We welcome the publication, by the Irish Times, of data released for the first time by the Central Bank of Ireland that shows the number of people approaching, or already at retirement age, who are dealing wtih significant mortgage debt. The information gives a clearer picture of the worrying situation for Ireland’s ageing population. Simply, a lack of evidence exists on the cost of ageing with less complete data collected about us the older we become. As a result, crucial policy decisions are made without the availability of disaggregated and representative data which can result in discriminatory outcomes. We need an urgent rethinking of how we gather evidence and inform policy that meets the needs of a changing Ireland.

While there has been an assumption that older people close to, and in receipt of, the State pension are generally mortgage-free home owners, it is clear that this is no longer true with many still carrying large mortgages, in mortgage arrears or living in precarious private rentals with no security of tenure in older age. We should all have a choice to age in place which means the creation of age friendly environments, including the provision of support services locally, which enable people to remain in their own homes and in communities for longer; but the changing nature of homeownership, rising cost of living, and the lack of a coordinated policy response to the housing crisis means many people will be facing a very difficult situation in later life. 

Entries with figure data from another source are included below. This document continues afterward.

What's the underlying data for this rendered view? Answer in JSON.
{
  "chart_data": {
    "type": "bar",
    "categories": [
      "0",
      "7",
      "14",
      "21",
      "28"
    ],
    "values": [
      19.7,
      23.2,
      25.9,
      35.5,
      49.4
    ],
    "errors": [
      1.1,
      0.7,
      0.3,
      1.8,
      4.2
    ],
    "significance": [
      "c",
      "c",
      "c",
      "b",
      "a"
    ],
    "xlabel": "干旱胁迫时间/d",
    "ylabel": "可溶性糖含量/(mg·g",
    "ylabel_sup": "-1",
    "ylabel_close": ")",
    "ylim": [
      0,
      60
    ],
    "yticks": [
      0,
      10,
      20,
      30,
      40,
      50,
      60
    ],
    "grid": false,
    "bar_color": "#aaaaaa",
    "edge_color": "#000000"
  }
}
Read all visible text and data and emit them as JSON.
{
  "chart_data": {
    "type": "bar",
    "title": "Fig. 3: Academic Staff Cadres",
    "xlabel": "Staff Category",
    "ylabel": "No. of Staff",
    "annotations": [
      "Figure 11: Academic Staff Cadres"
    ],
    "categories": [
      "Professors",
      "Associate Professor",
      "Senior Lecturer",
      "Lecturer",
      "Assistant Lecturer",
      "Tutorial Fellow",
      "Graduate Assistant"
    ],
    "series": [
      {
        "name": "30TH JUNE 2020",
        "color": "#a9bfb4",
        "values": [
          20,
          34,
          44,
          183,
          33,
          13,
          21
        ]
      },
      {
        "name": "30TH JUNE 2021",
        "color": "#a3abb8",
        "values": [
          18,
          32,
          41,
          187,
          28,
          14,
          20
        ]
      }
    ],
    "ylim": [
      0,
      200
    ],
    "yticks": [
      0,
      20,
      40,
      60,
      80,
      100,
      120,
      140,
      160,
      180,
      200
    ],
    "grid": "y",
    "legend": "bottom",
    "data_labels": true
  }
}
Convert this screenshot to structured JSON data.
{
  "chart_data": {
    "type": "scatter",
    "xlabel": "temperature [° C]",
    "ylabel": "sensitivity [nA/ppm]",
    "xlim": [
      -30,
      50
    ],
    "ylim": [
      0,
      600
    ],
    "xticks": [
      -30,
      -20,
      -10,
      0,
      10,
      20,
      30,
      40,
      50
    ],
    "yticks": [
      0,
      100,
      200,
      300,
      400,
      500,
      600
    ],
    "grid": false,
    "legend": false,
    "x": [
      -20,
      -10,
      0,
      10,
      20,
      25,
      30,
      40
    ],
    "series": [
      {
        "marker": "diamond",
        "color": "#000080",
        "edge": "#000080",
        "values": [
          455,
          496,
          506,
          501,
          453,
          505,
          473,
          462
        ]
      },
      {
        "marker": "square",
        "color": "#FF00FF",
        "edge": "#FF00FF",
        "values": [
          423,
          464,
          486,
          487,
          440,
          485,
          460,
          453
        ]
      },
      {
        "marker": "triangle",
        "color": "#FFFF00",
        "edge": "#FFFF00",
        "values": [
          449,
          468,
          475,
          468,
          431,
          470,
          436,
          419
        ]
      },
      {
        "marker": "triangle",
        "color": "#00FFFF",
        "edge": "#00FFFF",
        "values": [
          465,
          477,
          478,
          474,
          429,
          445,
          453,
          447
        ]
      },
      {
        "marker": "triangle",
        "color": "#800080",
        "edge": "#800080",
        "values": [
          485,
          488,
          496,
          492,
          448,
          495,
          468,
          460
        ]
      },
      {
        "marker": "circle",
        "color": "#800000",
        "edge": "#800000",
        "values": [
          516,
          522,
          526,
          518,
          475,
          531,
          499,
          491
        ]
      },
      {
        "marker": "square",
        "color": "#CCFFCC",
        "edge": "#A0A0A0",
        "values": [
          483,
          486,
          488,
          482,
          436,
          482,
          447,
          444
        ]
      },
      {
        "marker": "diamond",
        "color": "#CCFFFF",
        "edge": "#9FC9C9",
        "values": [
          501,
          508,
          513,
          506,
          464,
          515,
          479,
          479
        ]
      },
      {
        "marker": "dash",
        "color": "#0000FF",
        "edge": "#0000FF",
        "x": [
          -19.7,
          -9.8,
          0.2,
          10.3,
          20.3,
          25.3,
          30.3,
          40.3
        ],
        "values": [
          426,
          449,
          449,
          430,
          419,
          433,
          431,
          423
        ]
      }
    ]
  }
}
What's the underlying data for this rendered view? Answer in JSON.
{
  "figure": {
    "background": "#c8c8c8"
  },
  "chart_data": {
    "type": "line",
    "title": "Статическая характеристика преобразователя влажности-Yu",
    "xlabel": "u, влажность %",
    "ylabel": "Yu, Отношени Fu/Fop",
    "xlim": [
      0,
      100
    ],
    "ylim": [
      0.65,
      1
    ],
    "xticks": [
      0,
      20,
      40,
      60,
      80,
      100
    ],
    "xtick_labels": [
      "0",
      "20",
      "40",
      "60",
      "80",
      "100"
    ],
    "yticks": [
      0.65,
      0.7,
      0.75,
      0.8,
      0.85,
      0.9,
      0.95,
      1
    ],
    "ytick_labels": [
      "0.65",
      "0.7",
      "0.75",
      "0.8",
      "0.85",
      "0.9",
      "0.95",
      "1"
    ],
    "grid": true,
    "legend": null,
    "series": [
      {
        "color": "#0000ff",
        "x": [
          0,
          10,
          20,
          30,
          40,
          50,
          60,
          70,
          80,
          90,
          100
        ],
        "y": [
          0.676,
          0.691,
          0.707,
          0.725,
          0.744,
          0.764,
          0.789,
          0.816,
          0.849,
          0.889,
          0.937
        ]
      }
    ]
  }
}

Many older people live in the most vulnerable situations in our society. An increasing number are struggling to meet the rising cost of living – in particular costs around rent and mortgages - in the context of a State pension that sees many surviving on incomes only just above the poverty line. Latest CSO EU SILC figures show 1 in 10 older people at risk of poverty. New taxes, and rising prices in recent years have a greater impact on older people generally living on a fixed income with limited opportunities to improve their situation. Budget 2020 saw the income of older person headed households increase by €1.08 per week for those living with another person, and by €6.08 per week for those living alone in older age. It did not offer the majority of older people the support needed to meet the increasing costs of living and it did not offer a concrete plan to support us to age in place.

Ageist attitudes towards working later in life still exist, for example many older people have reported high levels of discrimination during recruitment. Discriminatory mandatory retirement clauses are still in place forcing people out of the workforce earlier than they may wish. These two things undermine people’s ability to continue working in later life whether by choice or necessity. In the context of a buoyant labour market, we urgently need a fundamental shift in how we view and support older workers.

An increasing number of older people are experiencing fear about retirement due to worries about income adequacy. Less than half of those working have a private or occupational pension to support them in later life. While Age Action welcomes the publication of the recent autoenrolment scheme by the Minister for Employment Affairs and Social Protection which will see increased pension coverage for more than an estimated half a million workers, the current design will further drive existing pension inequalities unless there is a targeted intervention to include people in low paid jobs, particularly women and long term unemployed.

Our economy has been built on the backs of those already in, and approaching, older age: these are the same women and men who lived through the Marriage Bar, shouldered several recessions and are now dealing with the accumulated disadvantages. Successive government policies have failed to adequately plan and provide for an ageing population which will ultimately impact on all of us throughout our lives.